Here at the 2009 DICE Summit, Raymond and I were treated to a live gameplay demonstration of Raven Software's Singularity, a new IP that they are aiming to release in 2009. Described as a thinking man's shooter, Singularity will use time, as well as the manipulation of time, in some unique and interesting ways (read: way better than TimeShift). Running us through the demo was Raven Software Co-Founder and Studio Head, Brian Raffel.
The game's setting revolves around past and present conflicts with Russia. It's time mechanics will actually take players between present day (2010) and the 1950's. Singularity's main character, Nate Renko is an Air Force pilot that has crash landed on a mysterious Russian island. As he searches for his co-pilot, he begins to uncover some of the mysteries. Wait? Time travel... island? Is this a new LOST video game?
Singularity’s plot is centered around a new element that Russia has discovered on this island: Element 99 (E99). This new element led to a catastrophic event that has caused a lot of problems on this island. It also led to the creation of the Time Manipulation Device (TMD) that Nate will acquire on his mission.
The TMD which attaches to Nate's left hand, will allow him to gain control over time itself, opening up a lot of interesting possibilities. Sure, the TMD has the requisite "gravity gun" ability for some fun physics-based moves, but that's where its similarity to other game items stops. The abandoned installation on the island is full of decrepit, non-functioning equipment and items. For example, a barrel of fuel is rusted and drained of its explosive cargo, but Nate can send the barrel back in time to the 1950's. This restores the barrel to its shiny, explosive state and can now be used against enemies or to solve puzzles.
Take the same property of single-item time manipulation and apply it to people -- in the other direction. Nate can rapidly age an enemy until they are a pile of bones and dust, complete with a lovely Raiders of the Lost Ark effect. Corpses can also be reverted back to a living state. Unfortunately, the corpses mind doesn't come with it and the body is turned into an aggressive "zombie" that will attack other enemies.

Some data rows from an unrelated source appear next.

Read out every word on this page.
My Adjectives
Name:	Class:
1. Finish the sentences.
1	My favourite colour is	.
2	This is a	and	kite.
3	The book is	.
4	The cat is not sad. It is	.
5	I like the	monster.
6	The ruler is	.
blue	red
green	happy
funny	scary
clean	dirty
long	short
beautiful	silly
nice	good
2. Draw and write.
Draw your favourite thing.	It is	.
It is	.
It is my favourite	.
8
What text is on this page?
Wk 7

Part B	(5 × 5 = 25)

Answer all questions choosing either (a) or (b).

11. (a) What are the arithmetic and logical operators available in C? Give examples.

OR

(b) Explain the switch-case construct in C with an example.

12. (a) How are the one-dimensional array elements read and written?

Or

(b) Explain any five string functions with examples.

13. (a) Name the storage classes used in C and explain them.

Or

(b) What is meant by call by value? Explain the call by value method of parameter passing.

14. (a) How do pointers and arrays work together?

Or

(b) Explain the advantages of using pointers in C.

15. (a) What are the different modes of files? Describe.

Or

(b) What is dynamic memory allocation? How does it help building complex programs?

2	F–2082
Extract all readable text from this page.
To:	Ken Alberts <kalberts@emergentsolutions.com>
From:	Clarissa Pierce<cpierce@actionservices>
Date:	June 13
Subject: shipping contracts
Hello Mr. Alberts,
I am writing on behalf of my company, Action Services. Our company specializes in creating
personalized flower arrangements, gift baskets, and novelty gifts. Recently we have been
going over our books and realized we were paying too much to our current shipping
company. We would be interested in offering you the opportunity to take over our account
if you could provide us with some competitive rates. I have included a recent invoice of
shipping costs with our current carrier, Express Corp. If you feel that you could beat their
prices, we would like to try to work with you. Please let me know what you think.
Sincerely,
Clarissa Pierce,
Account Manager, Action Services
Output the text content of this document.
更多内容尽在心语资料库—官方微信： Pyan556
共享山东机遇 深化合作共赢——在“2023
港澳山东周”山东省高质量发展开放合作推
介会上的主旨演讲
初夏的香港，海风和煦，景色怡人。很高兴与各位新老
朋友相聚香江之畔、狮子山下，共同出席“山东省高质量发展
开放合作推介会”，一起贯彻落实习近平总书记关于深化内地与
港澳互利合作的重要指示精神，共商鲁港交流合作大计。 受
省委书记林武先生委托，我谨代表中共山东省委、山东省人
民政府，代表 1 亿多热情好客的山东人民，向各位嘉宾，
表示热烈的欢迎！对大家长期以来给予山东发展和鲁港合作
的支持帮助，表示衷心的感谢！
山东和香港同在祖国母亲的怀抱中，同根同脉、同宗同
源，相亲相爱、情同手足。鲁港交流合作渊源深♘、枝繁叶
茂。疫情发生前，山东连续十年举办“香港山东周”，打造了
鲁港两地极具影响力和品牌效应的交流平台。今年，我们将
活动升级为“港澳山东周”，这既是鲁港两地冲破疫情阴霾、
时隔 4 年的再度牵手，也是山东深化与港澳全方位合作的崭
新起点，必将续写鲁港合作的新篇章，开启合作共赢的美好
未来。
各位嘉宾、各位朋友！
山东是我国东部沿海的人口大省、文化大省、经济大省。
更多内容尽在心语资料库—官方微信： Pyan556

I've discussed how the TMD will be used in combat, but it will also drive the game's puzzles and problem-solving sections. In the simplest example, Nate might be required to restore a capacitor to a working state and insert it into a machine to power-up another device. It gets more complicated when you start looking at situations that require Nate to travel back to 1950 and make a change in the past to get by an obstacle in 2010.
Some puzzles require the opening of a rift that works as an instant two-way portal between the 50's and present day. Raffel explained that this was a technical hurdle as they need to put two different game worlds into memory. These rifts allow the player to see the results of their time manipulation in order to solve puzzles.
Another item Nate can use is a small orb-like device that can create a "deadlock," which is a circular stasis field where time stops. Nate, while wielding the TMD, can walk freely through the deadlock, but enemies and bullets cannot. This makes it possible to use the deadlock as cover since bullets will stop as soon as they enter the field. The device can also be destroyed to unleash a shock that is fatal to enemies.
With regards to enemies, Nate will encounter two distinct sets of Russian soldiers with some otherworldly creatures that have been created from E99 and ongoing time anomalies. The soldiers faced in 1950 won't be as smart as the Russian special forces in 2010. The AI sets are different, using different tactics to engage the player.
One of the "monsters" we saw were "Phase Ticks," which are tiny insect like creatures that can explode and cause mutations to humans trapped in their attack. Their hives can be shot to release a group of Phase Ticks. Nate can shoot hives near soldiers to have the ticks attack, but the AI soldiers can do the same thing to Nate.
We also saw a giant creature in a boss battle that took place on a train. The scripted destruction of the train was impressive, but Raven wasn't ready to release any details about what the creature is and how many of these giant baddies exist in the game.
While the game is in pre-alpha, the demo we saw today was promising. Some of the technical aspects aren't yet there, but that is to be expected with a pre-alpha build. The framerate is a little choppy and there is some graphical tearing. The gameplay itself, however, seems solid. There are a lot of interesting things with the game's time mechanics. I'm a little wary about the character of Nate, but Raven wasn't ready to go into huge amounts of detail on his story at this point. It's incredibly hard to craft a new protagonist, but we witnessed sections from the middle of the game, presumably after Nate's introduction and characterization. Hopefully, we just missed everything that makes him awesome.
Activision tells us that the game will include a multiplayer component that will make use of the TMD. They could do really creative things with the TMD in multiplayer, especially if the multiplayer levels exist in 1950 and 2010 simultaneously. Expect much more information as we get closer to E3 2009.